From our vantage point, there may be some reason to question the reliability of Tracz’s methods in this particular case, if only because of the apparent contamination of the search area caused by moving the bicycle. But unfortunately for Renken, it is apparent to us that "even if the district court had erred in its decision as to the admissibility of the proffered testimony, the evidence in this case was so overwhelming . . . that his conviction was not ‘inconsistent with substantial justice.’ " United States v. Reed, 259 F.3d 631, 635 (7th Cir. 2001). In other words, at worst the admission of Tracz’s testimony was harmless error.

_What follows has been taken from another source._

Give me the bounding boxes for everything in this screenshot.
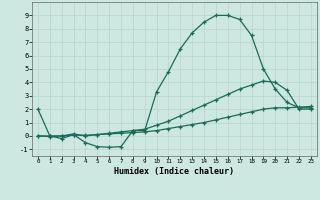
X-axis label: Humidex (Indice chaleur): Humidex (Indice chaleur) bbox=[115, 167, 234, 176]
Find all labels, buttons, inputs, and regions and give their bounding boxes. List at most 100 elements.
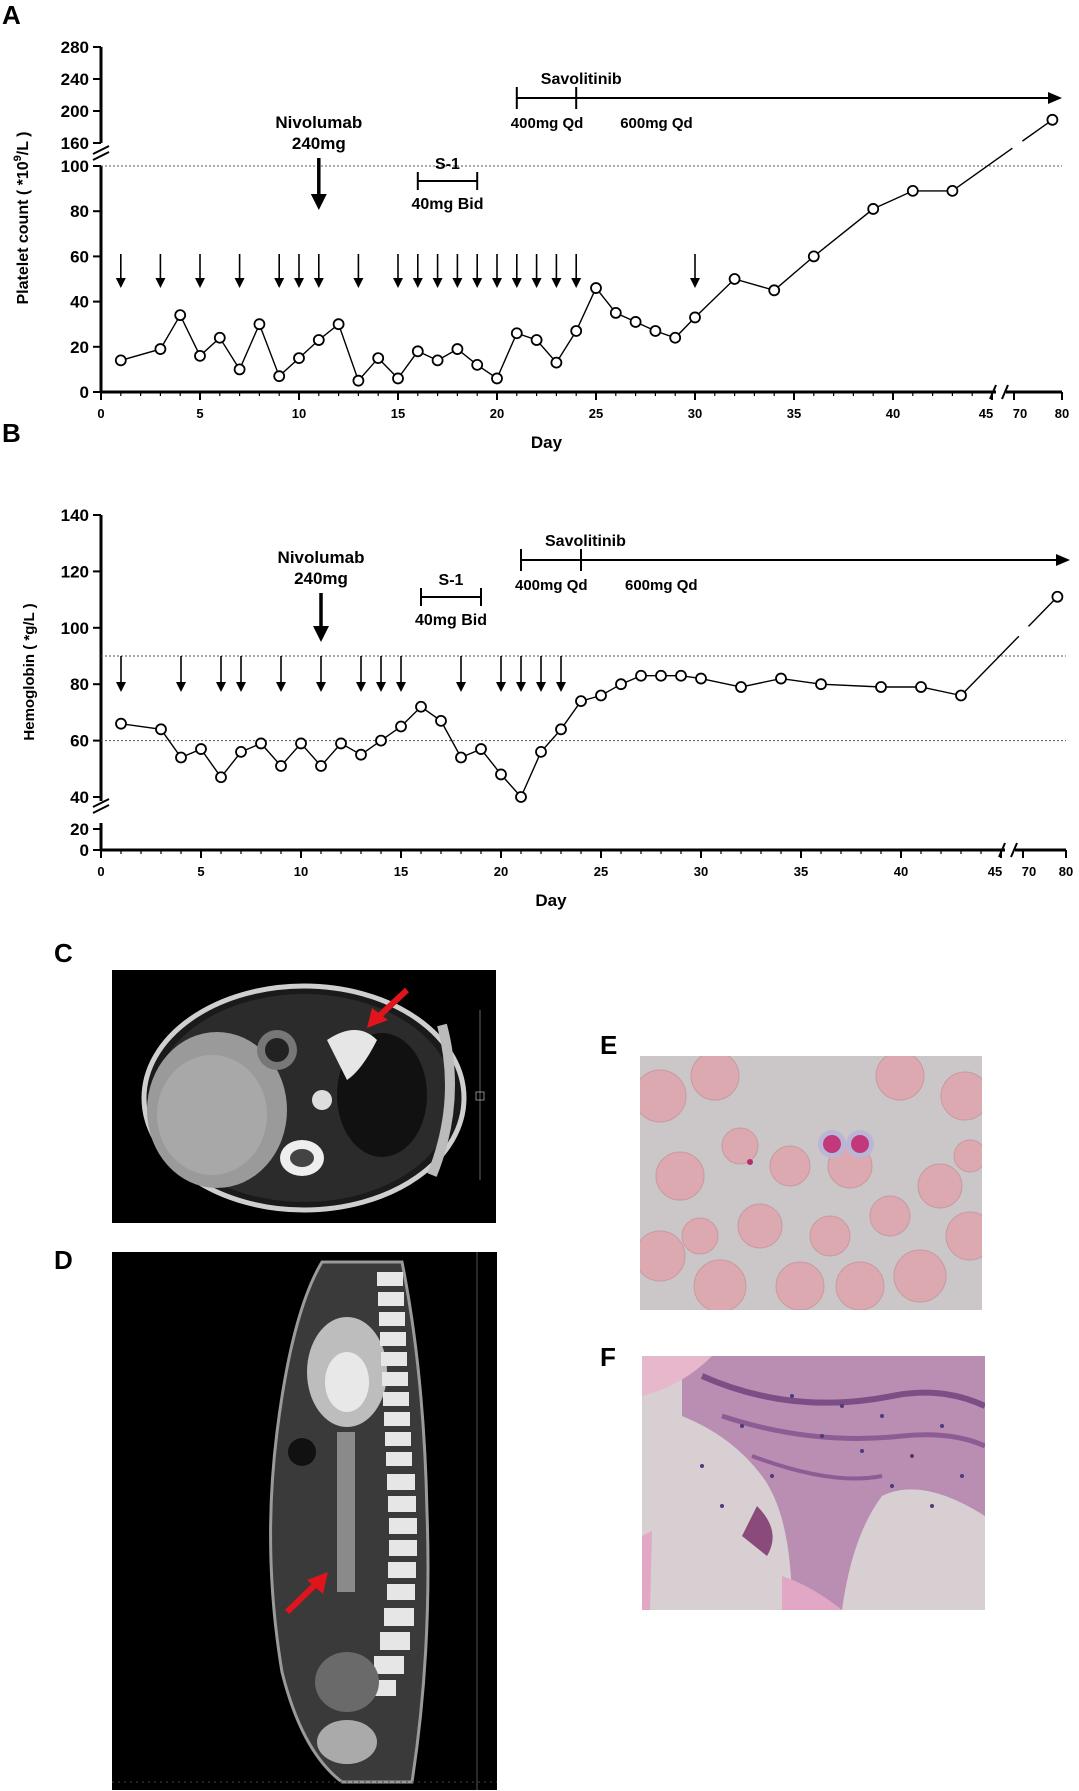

he major contribution of Tracz’s testimony was to affirm that Daisy Mae detected a connection between the abandoned bicycle and the Blazer. Although this connection helped crack the case, it was not essential to the government’s case against Renken at trial.(Footnote #2: Plus, even without Daisy Mae, the police obviously noted a possible connection between the abandoned bike and the Blazer. The proximity, one to the other in a wooded area, made that quite obvious.) The government presented a mountain of incriminating evidence: six eyewitnesses from the bank who attested to various aspects of the robber’s appearance, including his height, gender, and the green parka with fur-trimmed hood and black gloves that he was wearing; a police officer who noticed and followed the trail of a man wearing a green hooded parka and riding a green bicycle; the testimony of Renken’s son that his father owned a green mountain bike; the bike itself found so close to the Blazer; a transaction report and receipt for Renken’s purchase of "motor clothes" from Harley Davidson; a duffel bag found in the wooded area containing over $18,000 in cash and a Harley Davidson black leather glove; testimony that the recovered cash included the bait bills recorded by the bank; a .22 Lugar handgun also recovered from the wooded area, shown to have been purchased by a Ruth V. Renken in 1973 and recalled by Henry Renken’s ex-wife from their past visits to Ruth Renken’s home; the dirty shoes and jeans spotted in Renken’s bathroom by the FBI agent; and the key to the green Chevy Blazer found in the pocket of those jeans. The government’s evidence against Renken, even without Tracz’s testimony about Daisy Mae, was more than overwhelming.
For these reasons, Henry Renken’s conviction is AFFIRMED.